Sometimes tragedies go too far- yesterday was one such time. Surrounded by the dead and cold saline water is not the most pleasant sensation and it certainly wasn’t what I was looking forward to. Having left a miserably cold Delhi for a short break in Chennai (which is at the very least warm!) to look after a collection ailing relatives didn’t seem particularly appetizing back then– but then that was before Tsunami struck.
Strange, how small these incidents seem to make you feel. All it takes to destroy a lifetime of property and achievement is a ‘palm-tree’ sized tidal wave. Meanwhile somewhere in Spencer Plaza (a posh mall in Chennai) a press reporter asked a ‘modern’ twenty- something year old of what he thought about the disaster (sniffing around for what the press now call ‘human-interest’ or ‘mood’ stories) “I don’t feel bad about the deaths…” , “India has a population problem anyway…”; little does he know that no elite is elite without the plebian.
Somewhere at the back of my mind- while I struggle to grapple with the enormity of the loss of 20,000 lives… amidst the black-outs in a house sunk sixteen inches into marsh land I find the blissfully non-existent response of the government almost scary. Fifty years of disaster management, coastal regulation and a much accomplished met office; India was still unprepared.
Why? The government has had all its incentives in the wrong place. Misdirected incentives draw out misdirected priority lists– the Tamil Nadu government has fought quake and flood insurance for over thirty years… So now Chinnamma dies in the General Hospital foaming at the mouth because the government ignored the market for disaster insurance. And so will die her family because belongings were washed away and compensation shall never reach.
Perhaps my anger is illegitimate.
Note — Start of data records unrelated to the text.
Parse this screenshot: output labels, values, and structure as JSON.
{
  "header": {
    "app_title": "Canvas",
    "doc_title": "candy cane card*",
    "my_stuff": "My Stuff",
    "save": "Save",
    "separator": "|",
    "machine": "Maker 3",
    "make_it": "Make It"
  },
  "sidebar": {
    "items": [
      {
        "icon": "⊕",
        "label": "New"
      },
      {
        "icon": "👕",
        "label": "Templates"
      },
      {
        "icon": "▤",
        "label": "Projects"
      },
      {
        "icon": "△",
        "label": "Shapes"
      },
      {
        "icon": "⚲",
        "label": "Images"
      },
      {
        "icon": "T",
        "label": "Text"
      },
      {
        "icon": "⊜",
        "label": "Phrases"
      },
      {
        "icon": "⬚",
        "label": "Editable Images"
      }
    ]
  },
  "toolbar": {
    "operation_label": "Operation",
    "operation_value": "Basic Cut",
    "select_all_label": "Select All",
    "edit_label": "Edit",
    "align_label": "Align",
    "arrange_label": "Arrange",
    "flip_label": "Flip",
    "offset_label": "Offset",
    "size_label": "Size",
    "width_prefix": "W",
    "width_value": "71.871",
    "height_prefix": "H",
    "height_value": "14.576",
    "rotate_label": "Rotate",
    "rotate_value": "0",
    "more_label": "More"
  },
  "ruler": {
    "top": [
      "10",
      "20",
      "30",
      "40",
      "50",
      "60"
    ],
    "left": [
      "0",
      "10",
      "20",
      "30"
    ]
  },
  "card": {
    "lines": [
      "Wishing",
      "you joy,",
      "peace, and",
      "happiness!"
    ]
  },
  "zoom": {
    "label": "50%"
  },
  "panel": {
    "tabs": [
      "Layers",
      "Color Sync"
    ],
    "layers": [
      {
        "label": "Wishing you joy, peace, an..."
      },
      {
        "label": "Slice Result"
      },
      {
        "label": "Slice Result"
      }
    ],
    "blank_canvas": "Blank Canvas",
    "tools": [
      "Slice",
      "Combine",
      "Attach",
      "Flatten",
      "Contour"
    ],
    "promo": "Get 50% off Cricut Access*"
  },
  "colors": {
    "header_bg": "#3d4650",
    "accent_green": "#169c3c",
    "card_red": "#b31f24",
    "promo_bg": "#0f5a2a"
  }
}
The police did evacuate beaches two hours post the wave, after 300 odd people had drowned… I suppose I should feel cheerful that they did that little bit. I must also smile because– the little girl we rescued today is alive, the rabbit we rescued seems to be taking a lively interest in the cabbage and pages of my text books are beginning to show signs of drying up… And guess what? I can now see portions of my floor.
Time for soggy dinner and then appeasement. Till later then.